After 15 years of providing STEM education opportunities to students of color (three of those years co-managing a public school with a public school district) and raising my four children who attend public schools, I have come to the conclusion that the only thing that will make public education in Washington State work for kids of color and low income students is strategic partnerships between nonprofits (funded by philanthropy) and school districts. Within this partnership system education reform efforts actually have a chance to succeed.
Notice I didn’t just say philanthropy is the answer. Just giving money to chronically failing school districts, schools and classrooms assumes the system that continues to fail our children will somehow right itself with in infusion of cash.
Please understand that I agree the public education could use more money and we need to stop the funding cuts, but what we really need is for the system to be completely overhauled. A first step in that direction is to form strategic partnerships.

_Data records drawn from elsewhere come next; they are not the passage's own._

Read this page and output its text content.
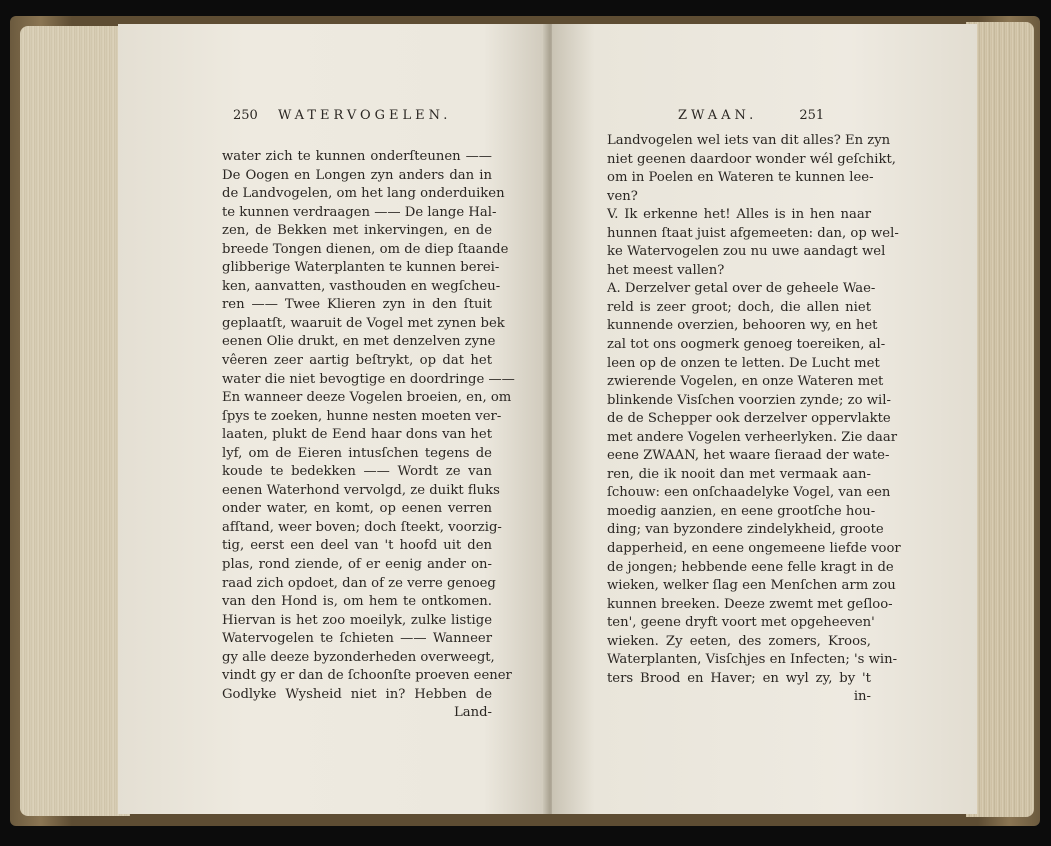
250 WATERVOGELEN.
water zich te kunnen onderſteunen ——
De Oogen en Longen zyn anders dan in
de Landvogelen, om het lang onderduiken
te kunnen verdraagen —— De lange Hal-
zen, de Bekken met inkervingen, en de
breede Tongen dienen, om de diep ſtaande
glibberige Waterplanten te kunnen berei-
ken, aanvatten, vasthouden en wegſcheu-
ren —— Twee Klieren zyn in den ſtuit
geplaatſt, waaruit de Vogel met zynen bek
eenen Olie drukt, en met denzelven zyne
vêeren zeer aartig beſtrykt, op dat het
water die niet bevogtige en doordringe ——
En wanneer deeze Vogelen broeien, en, om
ſpys te zoeken, hunne nesten moeten ver-
laaten, plukt de Eend haar dons van het
lyf, om de Eieren intusſchen tegens de
koude te bedekken —— Wordt ze van
eenen Waterhond vervolgd, ze duikt fluks
onder water, en komt, op eenen verren
afſtand, weer boven; doch ſteekt, voorzig-
tig, eerst een deel van 't hoofd uit den
plas, rond ziende, of er eenig ander on-
raad zich opdoet, dan of ze verre genoeg
van den Hond is, om hem te ontkomen.
Hiervan is het zoo moeilyk, zulke listige
Watervogelen te ſchieten —— Wanneer
gy alle deeze byzonderheden overweegt,
vindt gy er dan de ſchoonſte proeven eener
Godlyke Wysheid niet in? Hebben de
Land-
ZWAAN.	251
Landvogelen wel iets van dit alles? En zyn
niet geenen daardoor wonder wél geſchikt,
om in Poelen en Wateren te kunnen lee-
ven?
V. Ik erkenne het! Alles is in hen naar
hunnen ſtaat juist afgemeeten: dan, op wel-
ke Watervogelen zou nu uwe aandagt wel
het meest vallen?
A. Derzelver getal over de geheele Wae-
reld is zeer groot; doch, die allen niet
kunnende overzien, behooren wy, en het
zal tot ons oogmerk genoeg toereiken, al-
leen op de onzen te letten. De Lucht met
zwierende Vogelen, en onze Wateren met
blinkende Visſchen voorzien zynde; zo wil-
de de Schepper ook derzelver oppervlakte
met andere Vogelen verheerlyken. Zie daar
eene ZWAAN, het waare ſieraad der wate-
ren, die ik nooit dan met vermaak aan-
ſchouw: een onſchaadelyke Vogel, van een
moedig aanzien, en eene grootſche hou-
ding; van byzondere zindelykheid, groote
dapperheid, en eene ongemeene liefde voor
de jongen; hebbende eene felle kragt in de
wieken, welker ſlag een Menſchen arm zou
kunnen breeken. Deeze zwemt met geſloo-
ten', geene dryft voort met opgeheeven'
wieken. Zy eeten, des zomers, Kroos,
Waterplanten, Visſchjes en Infecten; 's win-
ters Brood en Haver; en wyl zy, by 't
in-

I think this strategic partnership model will:
- Increase the amount of philanthropic dollars coming to public schools and ensure they stretch further and are applied to an overall academic improvement strategy
- Increase the level of accountability for not only student academic outcomes, but other relevant measures that support student success in the 21st century
- Institute a common practice of bringing much needed innovation, best practices and resources that support timely implementation
- Create networks of teachers that will catalyze continued professional growth and overall improvement of the teaching and learning environment
- Increase authentic learning by facilitating corporate involvement in public education by bringing their real world experiences to the classroom
In this series of articles I will explore the concept of strategic partnerships and the various ways they can work to support the brave superintendents, principals, teachers and other educators who are trying to make the public education system work for all children. I will also share the work of TAF in implementing innovative education models, what works, what doesn’t and things that still need to be tried. Finally, I will cover TAFs intent to share what we know with districts across the state and build a statewide network of STEM education advocates in order to expedite academic improvement and opportunities for students of color.
Most importantly every step of the way I will identify how YOU can increase your capacity, join in this work and make an immediate impact.
Together, we will find ways “Ignite the Potential” in every child and change our futures in the process.